Every day people eat food. Some of the food becomes waste in the body. Before getting rid of the wastes, the body separates out the useful nutrients. Digestion is the process of breaking down food into simple substances your body can use.
Digestion begins in the mouth when you chew your food. Chewing breaks the large pieces into smaller pieces. Chewing also moistens food with saliva, which contains digestive enzymes. An enzyme is a chemical that breaks down food into simple pieces that cells can use.

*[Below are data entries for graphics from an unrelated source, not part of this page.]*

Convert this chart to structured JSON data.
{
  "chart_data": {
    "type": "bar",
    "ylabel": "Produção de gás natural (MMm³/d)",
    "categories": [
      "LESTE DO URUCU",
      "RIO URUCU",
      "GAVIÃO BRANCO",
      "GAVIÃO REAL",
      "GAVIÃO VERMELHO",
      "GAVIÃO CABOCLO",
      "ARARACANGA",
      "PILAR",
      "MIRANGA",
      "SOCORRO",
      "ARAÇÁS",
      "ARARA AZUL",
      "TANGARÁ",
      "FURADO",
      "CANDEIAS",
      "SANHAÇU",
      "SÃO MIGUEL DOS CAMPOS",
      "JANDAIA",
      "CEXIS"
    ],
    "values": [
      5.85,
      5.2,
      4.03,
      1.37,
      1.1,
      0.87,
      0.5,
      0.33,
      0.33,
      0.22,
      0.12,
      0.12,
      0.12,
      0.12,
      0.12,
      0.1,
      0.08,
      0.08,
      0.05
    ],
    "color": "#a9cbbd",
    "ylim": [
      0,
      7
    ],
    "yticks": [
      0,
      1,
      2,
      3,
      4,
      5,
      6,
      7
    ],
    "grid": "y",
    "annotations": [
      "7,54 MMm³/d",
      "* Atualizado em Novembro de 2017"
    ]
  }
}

When you swallow, the food travels down a tube called the esophagus to your stomach. In the stomach, food is mixed with gastric juice. Gastric juice contains acids and more enzymes to break down the proteins in your food, turning the food into a thick liquid. The food then enters the small intestine. In the small intestine, juices from the pancreas and liver work on the food.
The liver is the largest organ in the body. Bile is a greenish-yellow fluid produced by the liver to digest animal fats. Bile, pancreatic juices, and other intestinal juices break down most of the remaining foods. Now the nutrients must be absorbed. The walls of the small intestine are lined with villi. Villi are tiny fingerlike structures in the small intestine that absorb digested food. The villi are lined with capillaries. Digested food passes through the villi and capillaries to enter the bloodstream. Not all food is changed into nutrients. Undigested food and water goes to the large intestine. At the end of the large intestine, wastes exit the body through the anus.
Your liver purifies your blood. It filters out waste, bacteria, drugs, and certain chemicals. Your liver converts these waste products to urea. Urea is a substance formed from waste material in the liver and carried by blood to the kidneys for excretion in urine. Excretion is the process of removing waste products from the body. Kidneys filter and clean the blood of urea and other wastes. Each kidney contains more than one million nephrons. A nephron is a structure in the kidney that filters blood. The cleaned blood leaves through veins. The wastes are collected in your kidneys as liquid urine. The urine flows down long tubes called ureters to a muscular bag called the bladder.
Your skin also takes part in excretion when you sweat. Glands in the skin produce sweat. Sweat, which is mostly water, contains mineral salts that the body doesn't need. There is also a tiny amount of urea in sweat.
Your body is about two-thirds water. There is water inside and outside of your cells, in your blood, and in your lymph. Without water you could not cool down by sweating or remove wastes from your body.